2) “Ghosts” and jagged intelligence: sobriety instead of faith
One of the most useful parts of the text is the reminder that LLMs do not have to be “smooth” or “animal-like.” They were optimized to imitate text, to maximize rewards in verifiable domains, and to climb leaderboards — and they ended up exactly like that.
This defines the tension of 2025: models are simultaneously much smarter than we expected and strangely dumber — and this mixture does not magically resolve itself.
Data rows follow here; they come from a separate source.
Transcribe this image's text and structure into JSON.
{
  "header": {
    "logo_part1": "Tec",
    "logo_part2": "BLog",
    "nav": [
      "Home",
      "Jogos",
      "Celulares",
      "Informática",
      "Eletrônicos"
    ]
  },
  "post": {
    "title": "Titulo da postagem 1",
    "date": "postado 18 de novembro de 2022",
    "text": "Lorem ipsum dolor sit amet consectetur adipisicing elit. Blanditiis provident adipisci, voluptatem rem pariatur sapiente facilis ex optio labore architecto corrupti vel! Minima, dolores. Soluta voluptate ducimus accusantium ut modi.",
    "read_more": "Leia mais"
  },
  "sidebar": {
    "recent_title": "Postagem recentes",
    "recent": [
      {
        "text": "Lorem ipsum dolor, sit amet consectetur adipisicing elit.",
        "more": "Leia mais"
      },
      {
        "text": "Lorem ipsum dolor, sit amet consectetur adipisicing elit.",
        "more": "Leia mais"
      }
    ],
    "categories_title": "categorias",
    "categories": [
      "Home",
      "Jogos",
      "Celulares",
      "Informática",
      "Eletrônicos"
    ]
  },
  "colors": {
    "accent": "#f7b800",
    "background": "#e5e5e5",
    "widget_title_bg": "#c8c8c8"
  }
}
From this follows Karpathy’s almost cynical conclusion about benchmarks: since a benchmark is a verifiable environment, it is the first thing that gets overfit (directly or via synthetic data). As a result, “winning the table” correlates less and less with how a model behaves in your real, messy task.
3) The new LLM application layer: competition moved from “models” to “context”
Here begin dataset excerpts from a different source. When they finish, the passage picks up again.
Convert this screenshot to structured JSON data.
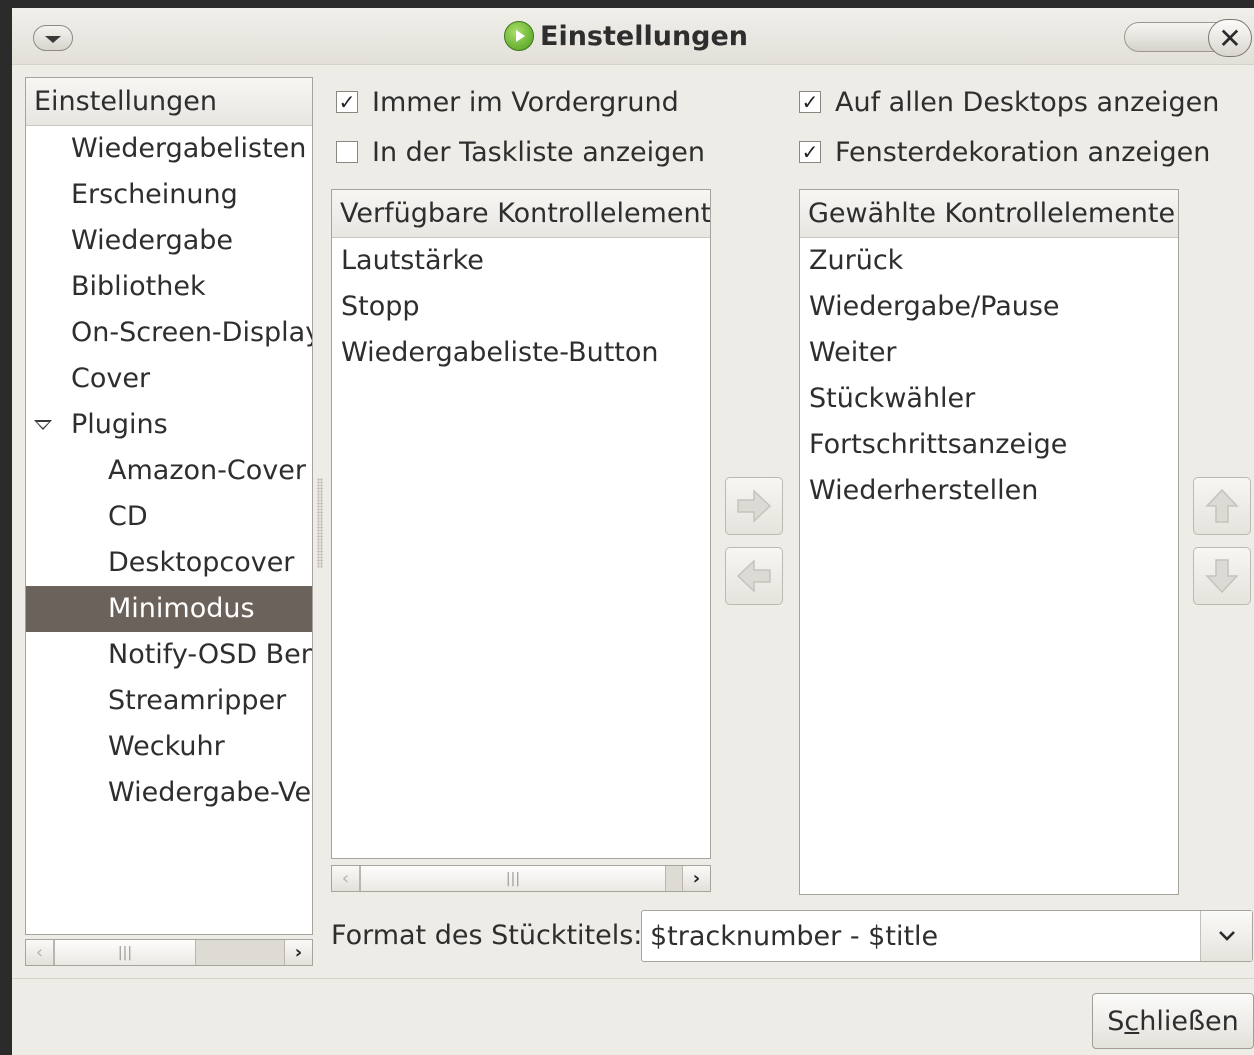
{
  "window": {
    "title": "Einstellungen"
  },
  "tree": {
    "header": "Einstellungen",
    "items": [
      {
        "label": "Wiedergabelisten",
        "level": 1
      },
      {
        "label": "Erscheinung",
        "level": 1
      },
      {
        "label": "Wiedergabe",
        "level": 1
      },
      {
        "label": "Bibliothek",
        "level": 1
      },
      {
        "label": "On-Screen-Display",
        "level": 1
      },
      {
        "label": "Cover",
        "level": 1
      },
      {
        "label": "Plugins",
        "level": 1,
        "expanded": true
      },
      {
        "label": "Amazon-Cover",
        "level": 2
      },
      {
        "label": "CD",
        "level": 2
      },
      {
        "label": "Desktopcover",
        "level": 2
      },
      {
        "label": "Minimodus",
        "level": 2,
        "selected": true
      },
      {
        "label": "Notify-OSD Ben",
        "level": 2
      },
      {
        "label": "Streamripper",
        "level": 2
      },
      {
        "label": "Weckuhr",
        "level": 2
      },
      {
        "label": "Wiedergabe-Ver",
        "level": 2
      }
    ]
  },
  "options": {
    "always_on_top": {
      "label": "Immer im Vordergrund",
      "checked": true
    },
    "show_in_tasklist": {
      "label": "In der Taskliste anzeigen",
      "checked": false
    },
    "all_desktops": {
      "label": "Auf allen Desktops anzeigen",
      "checked": true
    },
    "window_decoration": {
      "label": "Fensterdekoration anzeigen",
      "checked": true
    }
  },
  "available": {
    "header": "Verfügbare Kontrollelemente",
    "items": [
      "Lautstärke",
      "Stopp",
      "Wiedergabeliste-Button"
    ]
  },
  "selected": {
    "header": "Gewählte Kontrollelemente",
    "items": [
      "Zurück",
      "Wiedergabe/Pause",
      "Weiter",
      "Stückwähler",
      "Fortschrittsanzeige",
      "Wiederherstellen"
    ]
  },
  "format": {
    "label": "Format des Stücktitels:",
    "value": "$tracknumber - $title"
  },
  "buttons": {
    "close_prefix": "S",
    "close_mnemonic": "c",
    "close_suffix": "hließen"
  },
  "icons": {
    "check": "✓",
    "scroll_left": "‹",
    "scroll_right": "›",
    "thumb_grip": "|||",
    "close": "✕"
  },
  "colors": {
    "selection": "#6b625c",
    "window_bg": "#eeece7",
    "app_icon": "#4c9a1c"
  }
}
This is arguably the most practical part of the review. Karpathy argues that the application layer decides the fate of the product by doing three things.
It assembles context — not a prompt, but an engineered working memory. It orchestrates multiple model calls into chains and graphs, balancing cost and quality. And it builds the interface plus an “autonomy slider” so that humans can dose risk.
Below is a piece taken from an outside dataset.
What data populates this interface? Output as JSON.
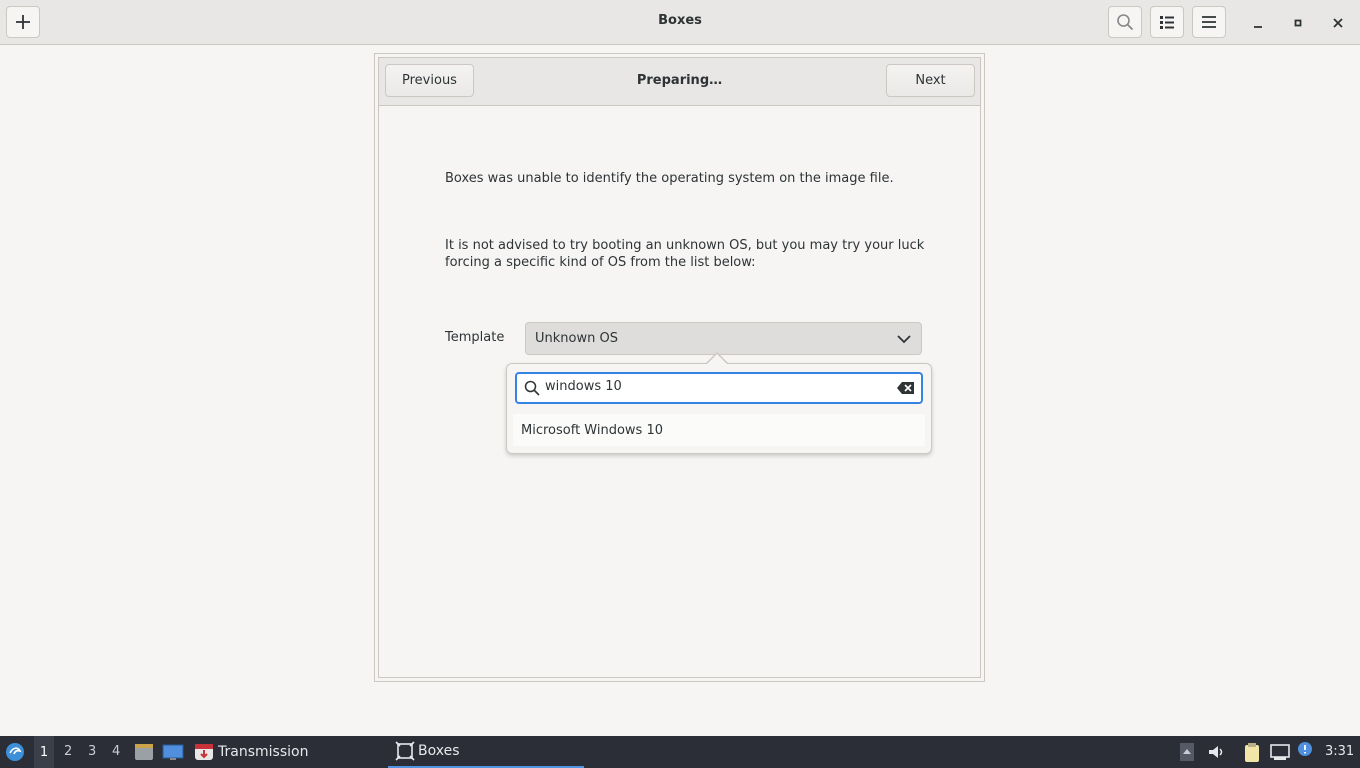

By 2025, the naïve idea “just plug in the strongest model and it will work” was definitively buried. It will not. What works is knowing how to build context and control system behavior.
4) AI “lives” on your computer: this is strategy, not romance
Karpathy praises the approach where an agent sits next to your real environment: files, tokens, configs, repositories, low latency, and familiar UX. This is why he highlights Claude Code and explicitly criticizes early cloud agents that lived in sterile containers instead of the developer’s localhost.
In short: a “swarm of agents in the cloud” may be a beautiful endgame, but 2025 showed that in the messy intermediate world, the winning agent is the one that simply lives next to your real work.
5) Vibe coding: programming became a conversational craft — and that changes software economics
Karpathy almost casually coined the term “vibe coding,” and it turned into a cultural marker of the year. The point is not that “now everyone is a programmer.” The point is that the amount of software worth writing exploded.
Small utilities, disposable prototypes, fast hypothesis tests, draft programs — code became clay rather than marble.
6) Nano Banana and the birth of a GUI era for LLMs
Karpathy’s finale is unexpectedly strong. He argues that text chat is roughly equivalent to the command line of the 1980s. People struggle to read endless text, but easily grasp visual forms.
The next leap, therefore, is not “even smarter in chat,” but “speaking the user’s language”: images, diagrams, infographics, boards, mini-apps. As an early signal, he points to Google Nano Banana / Nano Banana Pro — models whose power lies in the combination of text, visuals, and world knowledge inside a single system.
This is not abstract: Google has official documentation describing Nano Banana as native image models within the Gemini ecosystem, positioned specifically for image creation and editing.
What this means for 2026
2026 is likely to be the year when winners are not those with “the smartest answers,” but those with the most reliable assemblies: systems where context is carefully constructed, agents are constrained, actions are logged, errors are caught, and UX does not force humans to read walls of text — it shows results.
And if this sounds like product management, that is exactly the point.
2025 turned AI into product engineering — not just ML magic.